For Top Gear magazine’s 300th issue, we celebrated the best 50 cars over 299 issues: here’s our pick of the best practical cars
Forgive me, friends, but this isn’t going to be pleasant. Let me accompany you back to a dark and depressing age, when cars for the rest of us were either bad or boring. Often both. Montego estate: those two words sum up how grim things were for the ordinary person looking for a reasonably priced useful car back in 1993. Or how about Skoda Favorit? Its sole virtue was to be less grim than expected, so its adverts told us not to laugh at it – and because we were so cowed by the tide of mediocrity engulfing us, we complied. The British public lay supine before the car industry’s plot to foist wheeled gruel on us all.
In the early years of Top Gear, our nation’s car buyers allowed the vile Daewoo Nexia and Espero (a recycled Vauxhall Cavalier) to become a proper force in the market. No, ordinary cars just weren’t very good. Good ones demanded extortionate prices. A 1993 BMW 3 Series Touring was the old, boxy, E30 kind – the one with treacherous wet-road handling, a small boot and a pricing strategy so avaricious it shunted electric windows onto the options list.

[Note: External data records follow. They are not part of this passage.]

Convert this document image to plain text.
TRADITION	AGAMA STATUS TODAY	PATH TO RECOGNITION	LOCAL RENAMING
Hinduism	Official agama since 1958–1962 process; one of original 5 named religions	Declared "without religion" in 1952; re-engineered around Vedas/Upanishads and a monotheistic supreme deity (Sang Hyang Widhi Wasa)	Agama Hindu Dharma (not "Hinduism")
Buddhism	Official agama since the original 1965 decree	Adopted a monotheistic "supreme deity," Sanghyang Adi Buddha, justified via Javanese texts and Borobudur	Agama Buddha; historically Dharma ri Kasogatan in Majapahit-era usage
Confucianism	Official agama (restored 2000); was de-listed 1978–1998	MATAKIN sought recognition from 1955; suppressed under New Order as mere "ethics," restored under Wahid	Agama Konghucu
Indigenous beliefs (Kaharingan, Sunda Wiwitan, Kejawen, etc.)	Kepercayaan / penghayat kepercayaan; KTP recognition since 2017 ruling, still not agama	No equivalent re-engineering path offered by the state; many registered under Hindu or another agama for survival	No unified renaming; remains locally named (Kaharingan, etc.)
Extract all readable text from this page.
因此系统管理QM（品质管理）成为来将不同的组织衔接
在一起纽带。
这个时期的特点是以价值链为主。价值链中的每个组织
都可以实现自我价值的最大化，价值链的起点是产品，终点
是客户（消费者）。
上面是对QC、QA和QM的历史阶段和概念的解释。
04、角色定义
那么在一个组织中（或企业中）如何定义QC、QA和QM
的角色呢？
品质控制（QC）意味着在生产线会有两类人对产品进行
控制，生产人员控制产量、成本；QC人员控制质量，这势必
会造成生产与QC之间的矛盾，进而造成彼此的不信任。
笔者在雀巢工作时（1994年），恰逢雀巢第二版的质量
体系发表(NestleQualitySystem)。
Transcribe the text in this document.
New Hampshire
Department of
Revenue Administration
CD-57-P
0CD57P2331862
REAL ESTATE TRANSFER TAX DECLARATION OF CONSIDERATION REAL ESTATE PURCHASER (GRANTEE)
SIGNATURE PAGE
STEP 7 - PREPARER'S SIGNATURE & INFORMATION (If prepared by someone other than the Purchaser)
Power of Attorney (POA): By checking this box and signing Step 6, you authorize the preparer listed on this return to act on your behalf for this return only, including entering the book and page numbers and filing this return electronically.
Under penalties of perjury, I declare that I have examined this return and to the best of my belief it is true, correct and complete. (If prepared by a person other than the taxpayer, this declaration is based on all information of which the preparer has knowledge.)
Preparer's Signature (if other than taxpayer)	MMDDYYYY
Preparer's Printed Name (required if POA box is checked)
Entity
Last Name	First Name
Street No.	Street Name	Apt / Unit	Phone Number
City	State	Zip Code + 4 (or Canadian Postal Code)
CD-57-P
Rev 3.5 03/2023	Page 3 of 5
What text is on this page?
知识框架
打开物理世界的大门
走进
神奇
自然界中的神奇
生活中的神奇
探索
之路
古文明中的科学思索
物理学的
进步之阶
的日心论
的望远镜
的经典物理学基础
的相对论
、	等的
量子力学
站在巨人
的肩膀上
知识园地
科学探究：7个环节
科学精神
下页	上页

On top of all that, the choice of cars on sale was Soviet in its narrowness. Even the big carmakers fielded ranges of just half a dozen cars. If you wanted a car that had a useful interior, there were big MPVs. But they mostly looked like packing cases. If you wanted something for hauling or off-roading, there were 4x4s, but they had truck-type chassis and were mostly a chore to drive. The Nissan Terrano II deserves to be forgotten, but it made a bit of a splash in its day.